What do you think the Aikikai is intending by developing close relations with the SDF and various right-wing groups/people? Is this what is thought to be the true nature of Aikido in Japan? Or perhaps some kind of tangible benefit is sought?
Thank you for the mail. I intend to discuss this in more detail in later columns of TIE. However, I think the reference to Karel van Wolferen in the latest column is quite important. It is reasonable that an organization like the Aikikai would have links with many segments in Japanese society, rather than just one.

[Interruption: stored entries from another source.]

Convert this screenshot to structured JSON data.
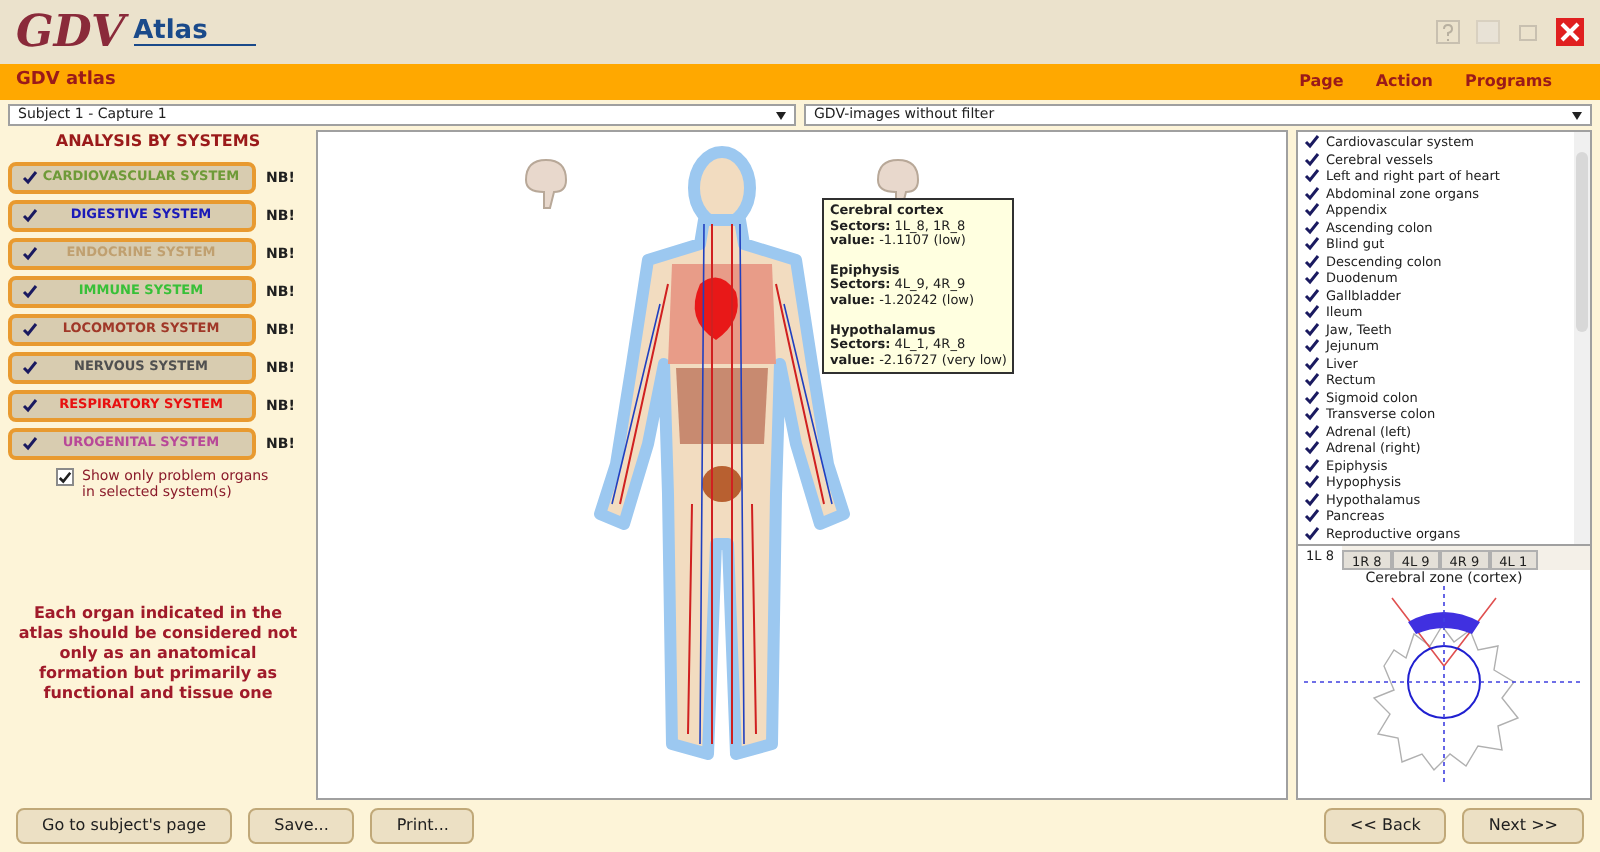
{
  "logo": {
    "main": "GDV",
    "sub": "Atlas"
  },
  "header": {
    "title": "GDV atlas",
    "menu": [
      "Page",
      "Action",
      "Programs"
    ]
  },
  "selectors": {
    "subject": "Subject 1 - Capture 1",
    "filter": "GDV-images without filter"
  },
  "systems_panel": {
    "heading": "ANALYSIS BY SYSTEMS",
    "systems": [
      {
        "label": "CARDIOVASCULAR SYSTEM",
        "checked": true,
        "color": "#6e9a38",
        "badge": "NB!"
      },
      {
        "label": "DIGESTIVE SYSTEM",
        "checked": true,
        "color": "#1a1ab8",
        "badge": "NB!"
      },
      {
        "label": "ENDOCRINE SYSTEM",
        "checked": true,
        "color": "#c0a070",
        "badge": "NB!"
      },
      {
        "label": "IMMUNE SYSTEM",
        "checked": true,
        "color": "#38c038",
        "badge": "NB!"
      },
      {
        "label": "LOCOMOTOR SYSTEM",
        "checked": true,
        "color": "#a03828",
        "badge": "NB!"
      },
      {
        "label": "NERVOUS SYSTEM",
        "checked": true,
        "color": "#505050",
        "badge": "NB!"
      },
      {
        "label": "RESPIRATORY SYSTEM",
        "checked": true,
        "color": "#e81010",
        "badge": "NB!"
      },
      {
        "label": "UROGENITAL SYSTEM",
        "checked": true,
        "color": "#b84898",
        "badge": "NB!"
      }
    ],
    "problem_only": {
      "label": "Show only problem organs in selected system(s)",
      "checked": true
    },
    "note": "Each organ indicated in the atlas should be considered not only as an anatomical formation but primarily as functional and tissue one"
  },
  "tooltip": [
    {
      "title": "Cerebral cortex",
      "sectors": "**Sectors:** 1L_8, 1R_8",
      "value": "**value:** -1.1107 (low)"
    },
    {
      "title": "Epiphysis",
      "sectors": "**Sectors:** 4L_9, 4R_9",
      "value": "**value:** -1.20242 (low)"
    },
    {
      "title": "Hypothalamus",
      "sectors": "**Sectors:** 4L_1, 4R_8",
      "value": "**value:** -2.16727 (very low)"
    }
  ],
  "organs": [
    {
      "label": "Cardiovascular system",
      "checked": true
    },
    {
      "label": "Cerebral vessels",
      "checked": true
    },
    {
      "label": "Left and right part of heart",
      "checked": true
    },
    {
      "label": "Abdominal zone organs",
      "checked": true
    },
    {
      "label": "Appendix",
      "checked": true
    },
    {
      "label": "Ascending colon",
      "checked": true
    },
    {
      "label": "Blind gut",
      "checked": true
    },
    {
      "label": "Descending colon",
      "checked": true
    },
    {
      "label": "Duodenum",
      "checked": true
    },
    {
      "label": "Gallbladder",
      "checked": true
    },
    {
      "label": "Ileum",
      "checked": true
    },
    {
      "label": "Jaw, Teeth",
      "checked": true
    },
    {
      "label": "Jejunum",
      "checked": true
    },
    {
      "label": "Liver",
      "checked": true
    },
    {
      "label": "Rectum",
      "checked": true
    },
    {
      "label": "Sigmoid colon",
      "checked": true
    },
    {
      "label": "Transverse colon",
      "checked": true
    },
    {
      "label": "Adrenal (left)",
      "checked": true
    },
    {
      "label": "Adrenal (right)",
      "checked": true
    },
    {
      "label": "Epiphysis",
      "checked": true
    },
    {
      "label": "Hypophysis",
      "checked": true
    },
    {
      "label": "Hypothalamus",
      "checked": true
    },
    {
      "label": "Pancreas",
      "checked": true
    },
    {
      "label": "Reproductive organs",
      "checked": true
    }
  ],
  "sector_tabs": [
    {
      "label": "1L 8",
      "selected": true
    },
    {
      "label": "1R 8",
      "selected": false
    },
    {
      "label": "4L 9",
      "selected": false
    },
    {
      "label": "4R 9",
      "selected": false
    },
    {
      "label": "4L 1",
      "selected": false
    }
  ],
  "gdv_caption": "Cerebral zone (cortex)",
  "footer": {
    "left": [
      "Go to subject's page",
      "Save...",
      "Print..."
    ],
    "right": [
      "<< Back",
      "Next >>"
    ]
  }
}
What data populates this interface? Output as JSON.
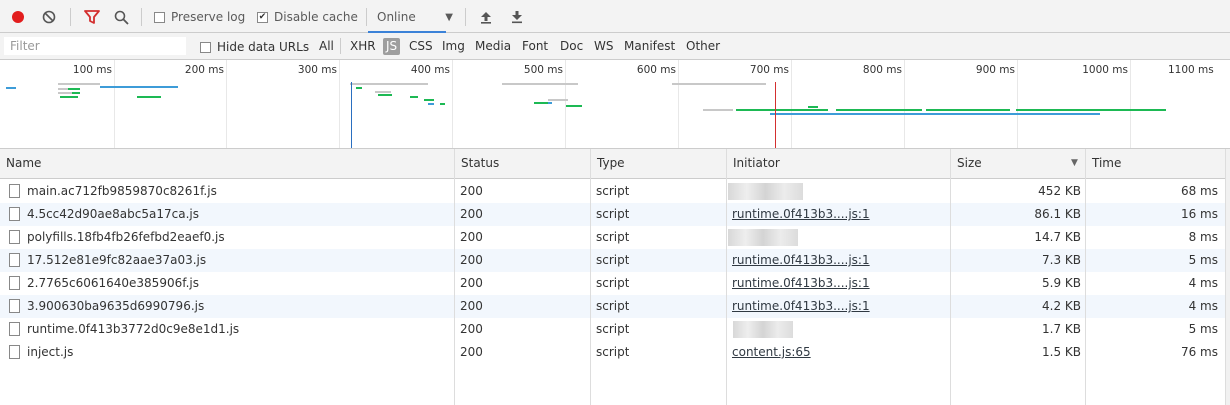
{
  "toolbar": {
    "preserve_log_label": "Preserve log",
    "preserve_log_checked": false,
    "disable_cache_label": "Disable cache",
    "disable_cache_checked": true,
    "throttle_value": "Online"
  },
  "filterbar": {
    "filter_placeholder": "Filter",
    "hide_data_urls_label": "Hide data URLs",
    "types": [
      "All",
      "XHR",
      "JS",
      "CSS",
      "Img",
      "Media",
      "Font",
      "Doc",
      "WS",
      "Manifest",
      "Other"
    ],
    "active_type": "JS"
  },
  "overview": {
    "ticks": [
      "100 ms",
      "200 ms",
      "300 ms",
      "400 ms",
      "500 ms",
      "600 ms",
      "700 ms",
      "800 ms",
      "900 ms",
      "1000 ms",
      "1100 ms"
    ]
  },
  "table": {
    "columns": [
      "Name",
      "Status",
      "Type",
      "Initiator",
      "Size",
      "Time"
    ],
    "rows": [
      {
        "name": "main.ac712fb9859870c8261f.js",
        "status": "200",
        "type": "script",
        "initiator": "",
        "size": "452 KB",
        "time": "68 ms"
      },
      {
        "name": "4.5cc42d90ae8abc5a17ca.js",
        "status": "200",
        "type": "script",
        "initiator": "runtime.0f413b3....js:1",
        "size": "86.1 KB",
        "time": "16 ms"
      },
      {
        "name": "polyfills.18fb4fb26fefbd2eaef0.js",
        "status": "200",
        "type": "script",
        "initiator": "",
        "size": "14.7 KB",
        "time": "8 ms"
      },
      {
        "name": "17.512e81e9fc82aae37a03.js",
        "status": "200",
        "type": "script",
        "initiator": "runtime.0f413b3....js:1",
        "size": "7.3 KB",
        "time": "5 ms"
      },
      {
        "name": "2.7765c6061640e385906f.js",
        "status": "200",
        "type": "script",
        "initiator": "runtime.0f413b3....js:1",
        "size": "5.9 KB",
        "time": "4 ms"
      },
      {
        "name": "3.900630ba9635d6990796.js",
        "status": "200",
        "type": "script",
        "initiator": "runtime.0f413b3....js:1",
        "size": "4.2 KB",
        "time": "4 ms"
      },
      {
        "name": "runtime.0f413b3772d0c9e8e1d1.js",
        "status": "200",
        "type": "script",
        "initiator": "",
        "size": "1.7 KB",
        "time": "5 ms"
      },
      {
        "name": "inject.js",
        "status": "200",
        "type": "script",
        "initiator": "content.js:65",
        "size": "1.5 KB",
        "time": "76 ms"
      }
    ]
  },
  "colors": {
    "record": "#e21d1d",
    "filter_icon": "#d32f2f",
    "bar_green": "#1db954",
    "bar_blue": "#3d9cd8",
    "bar_gray": "#c8c8c8",
    "load_line": "#d32f2f",
    "dcl_line": "#2a6fc0"
  }
}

However, rather than any idea of specific intentions, I think the links that the Aikikai has with various groups in Japan are an outgrowth of wartime conditions and also of the need to restart the art, virtually from nothing, so to speak. The book by Max Hastings that I am reading paints a very clear picture of a totally demoralized nation in 1945, and makes much more vivid the rather casual remarks made by Kisshomaru Ueshiba in his own autobiography. Kisshomaru's preservation of the Hombu Dojo, for example, is a much more staggering achievement than he has been given credit for. The fire-bombing of Tokyo on March 9 1945 and afterwards caused more damage to life and property than the atomic-bombing of Hiroshima, but it is the latter event that has set the framework of postwar thinking in Japan on peace issues. In addition, the books of Takemae and Dower, cited in TIE 6 make clear just how much, and how little, changed after Japan's surrender.
I think the efforts of Kisshomaru to restart the art after the war deserve much closer study than they have been given. The study will also involve many issues that are being debated, such as the nature of aikido and of core waza and principles.